Interessante prova del regista siberiano Sokurov, autore di film intensi come “Madre e figlio”. Stile registico inconfondibile: silenzi infiniti, luci evanescenti, immagini pittoriche, la morte che aleggia silenziosa: bagliori di poesia sublime. L’immobilismo come tentativo di esorcizzare la morte o allontanarla anche solo per un attimo, o forse catturarla per sempre…

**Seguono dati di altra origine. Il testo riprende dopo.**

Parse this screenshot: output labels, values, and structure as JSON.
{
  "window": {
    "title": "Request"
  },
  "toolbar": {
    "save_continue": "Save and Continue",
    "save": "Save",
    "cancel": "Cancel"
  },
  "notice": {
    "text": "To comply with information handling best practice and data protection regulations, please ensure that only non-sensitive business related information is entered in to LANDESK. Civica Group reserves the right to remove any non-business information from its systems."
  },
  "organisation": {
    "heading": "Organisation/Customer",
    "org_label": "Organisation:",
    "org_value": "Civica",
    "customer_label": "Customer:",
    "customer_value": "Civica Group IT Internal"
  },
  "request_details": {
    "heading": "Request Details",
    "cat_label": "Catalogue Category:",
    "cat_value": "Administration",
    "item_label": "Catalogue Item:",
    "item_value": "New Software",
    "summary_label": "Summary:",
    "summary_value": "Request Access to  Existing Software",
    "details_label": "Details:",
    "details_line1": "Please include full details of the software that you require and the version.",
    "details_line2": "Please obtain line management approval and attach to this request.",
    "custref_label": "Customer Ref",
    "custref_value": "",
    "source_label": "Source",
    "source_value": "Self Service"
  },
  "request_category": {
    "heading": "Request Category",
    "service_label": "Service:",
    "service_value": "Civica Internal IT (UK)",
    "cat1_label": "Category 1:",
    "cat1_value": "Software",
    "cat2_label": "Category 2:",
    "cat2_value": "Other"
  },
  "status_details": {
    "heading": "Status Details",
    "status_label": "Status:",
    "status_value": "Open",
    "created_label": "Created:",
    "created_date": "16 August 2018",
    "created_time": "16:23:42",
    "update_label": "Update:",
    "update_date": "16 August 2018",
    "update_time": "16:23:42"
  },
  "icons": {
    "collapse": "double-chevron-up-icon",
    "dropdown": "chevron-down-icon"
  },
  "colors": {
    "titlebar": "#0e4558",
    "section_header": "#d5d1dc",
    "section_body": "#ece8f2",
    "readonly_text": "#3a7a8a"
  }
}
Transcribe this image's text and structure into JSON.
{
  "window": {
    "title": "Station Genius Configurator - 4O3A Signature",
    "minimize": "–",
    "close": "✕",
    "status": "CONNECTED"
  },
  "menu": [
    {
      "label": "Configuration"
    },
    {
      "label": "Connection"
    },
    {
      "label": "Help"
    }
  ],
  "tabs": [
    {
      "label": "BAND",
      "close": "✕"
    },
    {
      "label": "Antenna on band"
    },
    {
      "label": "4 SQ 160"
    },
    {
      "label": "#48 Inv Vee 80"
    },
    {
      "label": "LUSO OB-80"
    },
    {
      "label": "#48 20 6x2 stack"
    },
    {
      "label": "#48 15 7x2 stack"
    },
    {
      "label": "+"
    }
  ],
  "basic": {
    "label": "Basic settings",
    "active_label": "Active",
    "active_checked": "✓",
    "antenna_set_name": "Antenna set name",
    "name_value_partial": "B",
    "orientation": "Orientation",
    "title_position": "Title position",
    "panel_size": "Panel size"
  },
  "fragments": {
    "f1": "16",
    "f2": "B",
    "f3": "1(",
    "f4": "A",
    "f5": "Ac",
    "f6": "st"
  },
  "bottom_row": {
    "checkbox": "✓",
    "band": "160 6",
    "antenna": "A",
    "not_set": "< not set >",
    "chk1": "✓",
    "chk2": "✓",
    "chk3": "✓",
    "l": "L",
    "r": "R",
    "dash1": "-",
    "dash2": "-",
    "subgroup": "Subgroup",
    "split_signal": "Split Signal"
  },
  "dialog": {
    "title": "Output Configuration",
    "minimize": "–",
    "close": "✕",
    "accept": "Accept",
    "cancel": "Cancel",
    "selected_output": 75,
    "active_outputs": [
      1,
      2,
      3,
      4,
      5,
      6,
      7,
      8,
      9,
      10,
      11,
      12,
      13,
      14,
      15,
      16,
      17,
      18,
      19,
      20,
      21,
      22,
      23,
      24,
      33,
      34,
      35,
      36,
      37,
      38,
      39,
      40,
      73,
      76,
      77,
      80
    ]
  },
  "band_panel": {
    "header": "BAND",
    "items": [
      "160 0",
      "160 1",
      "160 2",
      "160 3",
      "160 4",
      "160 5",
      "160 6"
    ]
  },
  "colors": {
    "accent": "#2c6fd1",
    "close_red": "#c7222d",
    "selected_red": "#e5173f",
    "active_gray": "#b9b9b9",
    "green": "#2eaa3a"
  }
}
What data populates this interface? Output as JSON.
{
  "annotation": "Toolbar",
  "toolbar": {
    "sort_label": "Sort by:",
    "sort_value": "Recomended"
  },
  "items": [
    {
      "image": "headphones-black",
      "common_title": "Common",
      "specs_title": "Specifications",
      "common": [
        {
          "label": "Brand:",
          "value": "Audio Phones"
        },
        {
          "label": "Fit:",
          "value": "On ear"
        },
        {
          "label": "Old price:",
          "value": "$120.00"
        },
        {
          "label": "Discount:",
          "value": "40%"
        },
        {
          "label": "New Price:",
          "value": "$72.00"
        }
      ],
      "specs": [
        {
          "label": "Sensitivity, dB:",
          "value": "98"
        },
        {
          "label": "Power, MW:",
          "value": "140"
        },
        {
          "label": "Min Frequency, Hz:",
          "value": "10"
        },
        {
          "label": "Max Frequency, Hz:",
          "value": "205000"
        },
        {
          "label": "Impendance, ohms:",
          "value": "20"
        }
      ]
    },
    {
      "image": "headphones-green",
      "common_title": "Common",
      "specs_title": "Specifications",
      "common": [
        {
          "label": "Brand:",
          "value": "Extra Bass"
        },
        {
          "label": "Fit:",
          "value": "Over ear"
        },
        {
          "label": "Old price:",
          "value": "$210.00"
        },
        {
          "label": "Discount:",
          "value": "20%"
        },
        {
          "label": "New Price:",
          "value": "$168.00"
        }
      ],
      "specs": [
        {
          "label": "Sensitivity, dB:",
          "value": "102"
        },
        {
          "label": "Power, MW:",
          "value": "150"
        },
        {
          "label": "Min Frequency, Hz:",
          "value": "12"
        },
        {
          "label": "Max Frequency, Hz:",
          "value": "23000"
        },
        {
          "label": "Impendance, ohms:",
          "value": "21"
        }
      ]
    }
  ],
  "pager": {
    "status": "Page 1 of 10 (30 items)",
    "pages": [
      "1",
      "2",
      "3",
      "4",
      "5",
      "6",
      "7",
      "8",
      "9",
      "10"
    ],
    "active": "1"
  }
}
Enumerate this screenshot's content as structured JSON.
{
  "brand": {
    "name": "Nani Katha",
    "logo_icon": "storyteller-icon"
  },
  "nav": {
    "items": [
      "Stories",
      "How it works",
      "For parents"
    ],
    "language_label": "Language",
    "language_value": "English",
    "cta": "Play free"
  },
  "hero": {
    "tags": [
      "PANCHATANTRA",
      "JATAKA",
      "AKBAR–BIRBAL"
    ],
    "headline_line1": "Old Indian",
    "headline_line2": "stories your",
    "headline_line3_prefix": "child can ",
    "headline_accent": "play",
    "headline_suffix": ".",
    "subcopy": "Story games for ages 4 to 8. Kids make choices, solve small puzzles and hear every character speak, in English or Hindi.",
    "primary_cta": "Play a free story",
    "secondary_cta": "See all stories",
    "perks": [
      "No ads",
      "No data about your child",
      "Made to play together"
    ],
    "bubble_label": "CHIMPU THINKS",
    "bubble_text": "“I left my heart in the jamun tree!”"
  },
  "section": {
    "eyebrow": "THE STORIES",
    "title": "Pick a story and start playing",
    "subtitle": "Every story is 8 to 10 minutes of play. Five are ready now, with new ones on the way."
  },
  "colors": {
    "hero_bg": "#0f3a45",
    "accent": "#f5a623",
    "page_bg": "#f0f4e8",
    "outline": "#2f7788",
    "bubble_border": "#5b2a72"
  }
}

Moloch, in breve, racconta una giornata di vita (1942) di Hitler in compagnia di Eva Braun, Joseph Goebbels e moglie, nel buon ritiro sulle Alpi Bavaresi. Eva cerca invano un riscontro amoroso nel suo freddo amante. Premio meritatissimo a Cannes ’99 per la sceneggiatura, Moloch riproduce la convivenza abituale con l’orrore ed il fascino del potere.
Sokurov reinventa luoghi, spazi, per ospitare un convegno di spettri che non si accorgono di essere trapassati. Un Hitler e una Eva Braun ridotti all’essenziale, messi a nudo in tutta la loro disarmante umanità/non umanità.
I personaggi di Moloch sembrano quasi appartenere al teatro, ad una piece simil-brechtiana in cui si vuole denunciare l’assurdo che si cela spesso nel vivere. A tratti, e questo è uno dei limiti del film, sembrano la parodia, la caricatura di se stessi. A volte si sconfina nel grottesco (Hitler chiede “cos’è Auschitwz?”).
Tra musiche crepuscolari di Wagner e spezzoni del cinema della Riefensthal, Sokurov rappresenta un’umanità disumanizzata; Moloch sembra un’opera immersa in colori e sfumature che puzzano di morte, in cui i personaggi sembrano schiacciati dall’assurda perfezione del nulla.
Assai evidente lo stridore tra il ritratto di un uomo fragile e meschino, emblea del male nel mondo (Moloch), e la leggerezza di Eva che conserva una curiosa sintonia con la natura.